Two tasks. June 27, 2026 weighted to 8.3x leverage across 5.0 human-equivalent hours in 36 Claude-minutes. Supervisory leverage closed at 30.0x.
0.1 weeks of human-equivalent throughput in 0.6 hours of Claude wall-clock. The 10.0x ceiling came from Audit a synthesis service synthesis code for silent-failure failure modes; the 6.7x floor sat at Consolidate a synthesis service synthesis failure-mode report and fix plan.
Task Log
| # | Task | Human Est. | Claude | Sup. | Factor | Sup. Factor |
|---|---|---|---|---|---|---|
| 1 | Audit a synthesis service synthesis code for silent-failure failure modes | 3.0h | 18m | 5m | 10.0x | 36.0x |
| 2 | Consolidate a synthesis service synthesis failure-mode report and fix plan | 2.0h | 18m | 5m | 6.7x | 24.0x |
Aggregate Statistics
| Metric | Value |
|---|---|
| Total tasks | 2 |
| Total human-equivalent hours | 5.0 |
| Total Claude minutes | 36 |
| Total supervisory minutes | 10 |
| Total tokens | 180,000 |
| Weighted average leverage factor | 8.3x |
| Weighted average supervisory leverage factor | 30.0x |
| Human-equivalent weeks | 0.1 |
Analysis
The day's leverage distribution matters more than the headline figure. The 10.0x ceiling came from Audit a synthesis service synthesis code for silent-failure failure modes; the 6.7x floor was Consolidate a synthesis service synthesis failure-mode report and fix plan. Tasks at the top of the distribution share a shape: tightly-scoped specifications, clear success criteria, and minimal integration ambiguity. The AI doesn't need to discover anything new; it executes against an explicit target.

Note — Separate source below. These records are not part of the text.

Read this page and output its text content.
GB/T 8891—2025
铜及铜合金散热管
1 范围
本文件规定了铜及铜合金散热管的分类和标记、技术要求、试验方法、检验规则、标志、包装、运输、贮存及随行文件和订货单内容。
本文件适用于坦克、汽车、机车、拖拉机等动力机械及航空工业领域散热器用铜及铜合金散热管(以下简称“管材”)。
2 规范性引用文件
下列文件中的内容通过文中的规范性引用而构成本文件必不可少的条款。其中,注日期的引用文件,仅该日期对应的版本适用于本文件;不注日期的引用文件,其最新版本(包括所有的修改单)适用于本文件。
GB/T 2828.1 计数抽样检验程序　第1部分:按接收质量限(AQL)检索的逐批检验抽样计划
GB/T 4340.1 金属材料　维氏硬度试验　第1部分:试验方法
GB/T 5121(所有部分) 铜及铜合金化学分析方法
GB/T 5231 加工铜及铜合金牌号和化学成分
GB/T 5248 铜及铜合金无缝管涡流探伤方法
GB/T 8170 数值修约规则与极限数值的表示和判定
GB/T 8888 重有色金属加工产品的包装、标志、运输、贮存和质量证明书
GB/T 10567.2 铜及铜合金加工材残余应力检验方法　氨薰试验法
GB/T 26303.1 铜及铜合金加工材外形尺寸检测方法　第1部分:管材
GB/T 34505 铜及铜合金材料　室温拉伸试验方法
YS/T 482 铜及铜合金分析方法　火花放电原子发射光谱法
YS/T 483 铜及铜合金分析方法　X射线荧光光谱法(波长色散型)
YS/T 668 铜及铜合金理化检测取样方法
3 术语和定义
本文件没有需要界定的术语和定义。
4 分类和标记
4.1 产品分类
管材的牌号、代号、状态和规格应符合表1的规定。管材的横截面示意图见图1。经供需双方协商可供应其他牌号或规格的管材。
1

Tasks at the bottom run differently. They're either bounded by review-heavy work where every step gets verified, or they involve ambiguity that demands several rounds of trial and adjustment. The factor is real and informative, not a failure mode.

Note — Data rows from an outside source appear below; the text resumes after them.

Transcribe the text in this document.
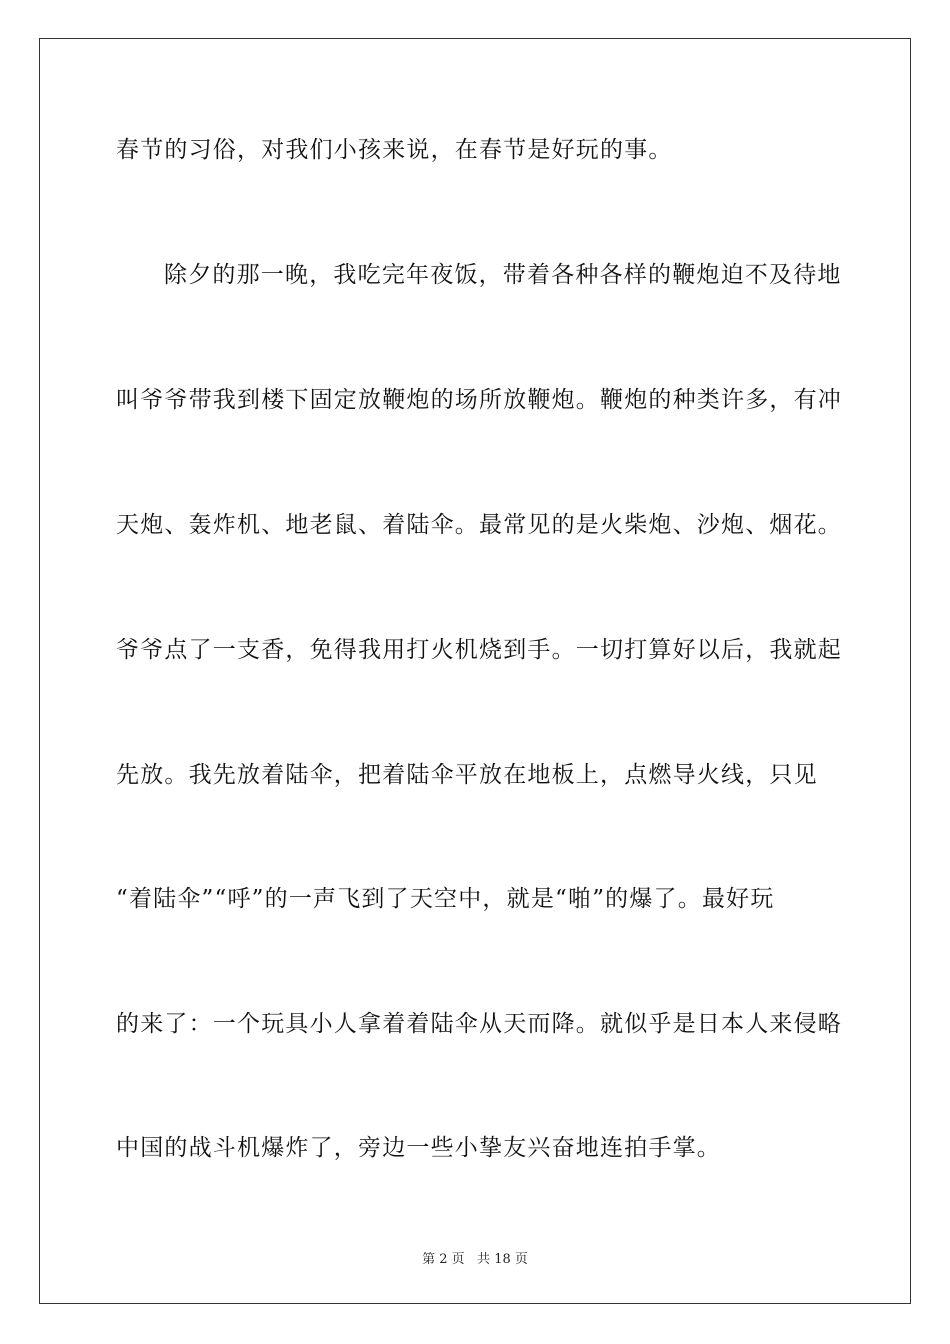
春节的习俗，对我们小孩来说，在春节是好玩的事。

除夕的那一晚，我吃完年夜饭，带着各种各样的鞭炮迫不及待地

叫爷爷带我到楼下固定放鞭炮的场所放鞭炮。鞭炮的种类许多，有冲

天炮、轰炸机、地老鼠、着陆伞。最常见的是火柴炮、沙炮、烟花。

爷爷点了一支香，免得我用打火机烧到手。一切打算好以后，我就起

先放。我先放着陆伞，把着陆伞平放在地板上，点燃导火线，只见

“着陆伞”“呼”的一声飞到了天空中，就是“啪”的爆了。最好玩

的来了：一个玩具小人拿着着陆伞从天而降。就似乎是日本人来侵略

中国的战斗机爆炸了，旁边一些小挚友兴奋地连拍手掌。

第 2 页   共 18 页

The supervisory leverage figure (30.0x today) tracks something orthogonal to wall-clock leverage. It's the ratio of human-equivalent output to human prompt-writing time. It stays high even on lower-leverage days because supervisory minutes scale with task count, not with the human-hour estimate; a 20-minute task and a 4-hour task can both be specified in two minutes of human prompt-writing.
Across the 2 tasks, the day produced roughly 0.1 weeks of senior-engineer-equivalent throughput in 0.6 hours of model wall-clock. That ratio is the practical answer to the question of how much output a single operator can move per day when the model handles the execution and the operator handles the direction.